Heated Debate 

Incorrect data and safety concerns fuel union opposition to using utility vehicles for non-fire emergencies.

Some of the heat appears to have abated in a disagreement between Memphis Fire Services and its union over the purchase of eight utility vehicles to be used for non-fire emergencies.

Last Tuesday, sparks flew during a Memphis City Council committee meeting at which fire officials proposed buying the utility vehicles to save money on maintenance, fuel, and other costs. Union officers expressed concerns about longer response times during emergencies.

Larry Anthony, president of the International Association of Firefighters Local 1784, said the union would prefer the fire department buy larger, better-equipped trucks that can respond to a variety of emergencies instead of just medical calls.

But his objection to the utility vehicles isn't an attempt to call the shots; it's mainly a safety concern, he said. It also hinges on some erroneous maintenance data that caused a flap at the council committee meeting last week.

"I do not want this to become a battle of us against them," Anthony said.

That's exactly what it looked like after last Tuesday's meeting of the city council's Public Safety & Homeland Security committee devolved into a shouting match just after it adjourned. Part of the conflict stemmed from data the union obtained through a series of Freedom of Information Act (FOIA) requests from the city's scandal-rocked General Services Division.

The data showed exorbitant charges for simple maintenance tasks that raised eyebrows — and tempers — at the meeting before Martha Lott, the division's new director, admitted the numbers probably weren't accurate.

General Services, recently the subject of an FBI investigation for questionable charges and suspicions of cronyism, has been in charge of repairing Memphis Fire Services vehicles since 2008. Mayor A C Wharton brought Lott in to head the troubled division in October.

"The mayor didn't quite tell me the scope of the problem before I came in to fix it," Lott said.

When the union's FOIA request came in, Lott's staff began working to sift through invoice records to supply the requested information.

"We gave them what they asked for," she said. "A work order cost summary."
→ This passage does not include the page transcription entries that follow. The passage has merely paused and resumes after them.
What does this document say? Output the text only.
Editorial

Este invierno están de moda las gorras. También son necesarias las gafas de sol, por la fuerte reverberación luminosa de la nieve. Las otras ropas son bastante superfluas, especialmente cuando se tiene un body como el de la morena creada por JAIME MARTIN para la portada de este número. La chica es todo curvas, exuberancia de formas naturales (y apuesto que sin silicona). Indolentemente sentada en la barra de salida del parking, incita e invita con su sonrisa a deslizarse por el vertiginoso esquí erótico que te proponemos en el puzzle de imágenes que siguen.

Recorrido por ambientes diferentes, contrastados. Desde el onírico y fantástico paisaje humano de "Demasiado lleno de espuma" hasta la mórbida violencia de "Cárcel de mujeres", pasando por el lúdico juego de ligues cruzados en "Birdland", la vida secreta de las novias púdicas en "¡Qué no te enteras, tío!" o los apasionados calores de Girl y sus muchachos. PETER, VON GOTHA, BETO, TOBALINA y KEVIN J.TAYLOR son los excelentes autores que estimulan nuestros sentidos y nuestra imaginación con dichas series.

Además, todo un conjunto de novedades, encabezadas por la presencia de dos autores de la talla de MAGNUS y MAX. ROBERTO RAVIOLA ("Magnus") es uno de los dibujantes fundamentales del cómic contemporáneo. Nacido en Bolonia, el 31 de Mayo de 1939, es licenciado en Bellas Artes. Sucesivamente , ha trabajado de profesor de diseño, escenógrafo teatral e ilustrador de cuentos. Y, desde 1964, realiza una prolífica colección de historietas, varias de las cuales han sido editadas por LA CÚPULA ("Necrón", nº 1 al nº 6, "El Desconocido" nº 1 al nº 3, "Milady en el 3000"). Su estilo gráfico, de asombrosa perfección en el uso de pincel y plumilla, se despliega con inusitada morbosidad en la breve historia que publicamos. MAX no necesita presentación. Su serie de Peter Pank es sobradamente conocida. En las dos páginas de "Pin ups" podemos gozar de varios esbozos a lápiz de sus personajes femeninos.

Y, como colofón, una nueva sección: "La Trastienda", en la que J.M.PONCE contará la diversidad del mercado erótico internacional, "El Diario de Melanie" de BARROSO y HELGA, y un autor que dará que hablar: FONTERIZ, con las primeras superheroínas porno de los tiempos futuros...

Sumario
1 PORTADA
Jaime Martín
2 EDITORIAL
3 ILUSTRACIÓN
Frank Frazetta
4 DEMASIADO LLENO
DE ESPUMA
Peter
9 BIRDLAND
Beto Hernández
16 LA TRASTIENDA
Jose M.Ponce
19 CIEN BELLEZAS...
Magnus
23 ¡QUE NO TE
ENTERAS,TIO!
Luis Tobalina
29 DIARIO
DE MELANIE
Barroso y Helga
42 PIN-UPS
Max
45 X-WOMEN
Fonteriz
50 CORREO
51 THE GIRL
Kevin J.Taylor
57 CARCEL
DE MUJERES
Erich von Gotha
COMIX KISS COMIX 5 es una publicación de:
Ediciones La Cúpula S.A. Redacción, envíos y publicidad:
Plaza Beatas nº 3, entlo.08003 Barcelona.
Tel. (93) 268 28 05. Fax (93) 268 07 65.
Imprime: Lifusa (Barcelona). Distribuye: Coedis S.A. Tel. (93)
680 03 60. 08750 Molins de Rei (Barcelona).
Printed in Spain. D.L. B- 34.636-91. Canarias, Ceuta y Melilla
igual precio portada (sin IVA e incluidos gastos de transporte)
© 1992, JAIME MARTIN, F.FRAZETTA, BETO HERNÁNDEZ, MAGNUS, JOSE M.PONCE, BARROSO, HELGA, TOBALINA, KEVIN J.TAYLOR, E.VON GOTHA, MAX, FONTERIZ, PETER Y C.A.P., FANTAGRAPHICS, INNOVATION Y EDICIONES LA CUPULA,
However, one entry showed a charge of more than $1,400 to replace a battery that Lott says actually cost $174. That was one of the much smaller "glitches" in the system, as she called them. Other reported numbers for repairs stretched from $30,000 to $50,000, but actually cost much less, she said.

Lott said she's concluded that something is wrong with General Service's computer system. Sometimes a charge might come up one way onscreen but print out completely differently, she said.
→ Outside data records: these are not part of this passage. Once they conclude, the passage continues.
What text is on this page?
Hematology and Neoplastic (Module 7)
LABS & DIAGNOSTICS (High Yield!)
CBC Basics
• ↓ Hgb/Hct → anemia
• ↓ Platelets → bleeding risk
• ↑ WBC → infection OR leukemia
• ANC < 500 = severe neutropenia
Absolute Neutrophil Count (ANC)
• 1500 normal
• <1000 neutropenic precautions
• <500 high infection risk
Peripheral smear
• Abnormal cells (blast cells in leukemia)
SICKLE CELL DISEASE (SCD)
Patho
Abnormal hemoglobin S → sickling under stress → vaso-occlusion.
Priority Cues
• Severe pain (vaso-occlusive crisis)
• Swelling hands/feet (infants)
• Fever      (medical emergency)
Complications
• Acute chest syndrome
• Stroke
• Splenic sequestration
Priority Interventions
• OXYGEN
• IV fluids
The main source of frustration for Anthony now, besides the discrepancies in the numbers he was given, are safety concerns with the alternative response vehicles.

Last year, Memphis Fire Services set aside $600,000 to buy new vehicles. Then it conducted a four-month test in the spring to see whether SUVs would be more efficient than larger ladder trucks, said Memphis Fire Services director Alvin Benson.
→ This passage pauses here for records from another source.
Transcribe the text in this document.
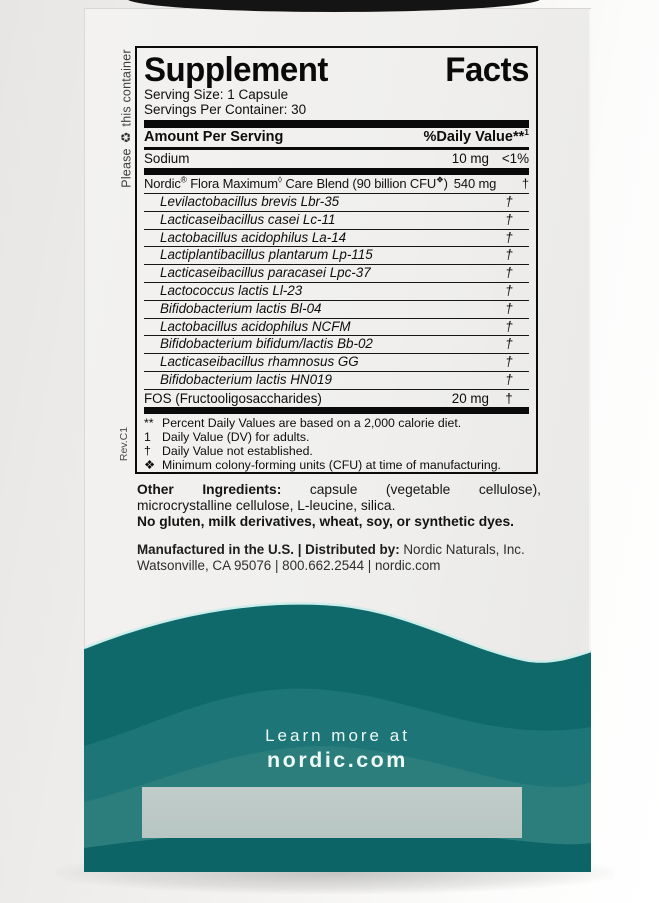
Please
♻
this container
Rev.C1
Supplement	Facts
Serving Size: 1 Capsule
Servings Per Container: 30
Amount Per Serving	%Daily Value**$^1$
Sodium	10 mg <1%
Nordic® Flora Maximum◊ Care Blend (90 billion CFU❖) 540 mg	†
Levilactobacillus brevis Lbr-35	†
Lacticaseibacillus casei Lc-11	†
Lactobacillus acidophilus La-14	†
Lactiplantibacillus plantarum Lp-115	†
Lacticaseibacillus paracasei Lpc-37	†
Lactococcus lactis Ll-23	†
Bifidobacterium lactis Bl-04	†
Lactobacillus acidophilus NCFM	†
Bifidobacterium bifidum/lactis Bb-02	†
Lacticaseibacillus rhamnosus GG	†
Bifidobacterium lactis HN019	†
FOS (Fructooligosaccharides)	20 mg	†
** Percent Daily Values are based on a 2,000 calorie diet.
1 Daily Value (DV) for adults.
† Daily Value not established.
❖ Minimum colony-forming units (CFU) at time of manufacturing.

Other Ingredients: capsule (vegetable cellulose), microcrystalline cellulose, L-leucine, silica.

No gluten, milk derivatives, wheat, soy, or synthetic dyes.

Manufactured in the U.S. | Distributed by: Nordic Naturals, Inc.
Watsonville, CA 95076 | 800.662.2544 | nordic.com

Learn more at
nordic.com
"What the pilot program told us was that we needed a light kind of utility vehicle like an SUV," he said. "The whole notion here is that the ... utility vehicle would be less expensive to respond in than the traditional fire truck."

Utility vehicles can get about 16 miles to the gallon, while fire trucks burn up a gallon of fuel in two miles. A brake job for a smaller vehicle runs about $545, while the same procedure costs about $2,500 for a fire truck.

No one disputes that Fire Services probably would save $17,000 a year per vehicle, but the problem with alternative response vehicles is they can only respond to injury calls. Fire trucks are equipped to handle a variety of situations.

"In essence, we do run fewer fire calls. But it's the lower frequency, high-risk incidents [that are a danger], and we need to be able to deal with them safely," said Robert Kramer, a union member who spoke out against the alternative SUVs at last Tuesday's council meeting.

Too much emphasis on cost savings and not enough on safety is what worries union members most. They insist their objections have nothing to do with labor worries, but they want adequate equipment to deal with emergencies.

"Sending the fire truck is an all-hazards approach to public safety," Kramer said.

The city council has requested corrected numbers from the General Services division. The matter will be taken up again at the council's next meeting on January 18th.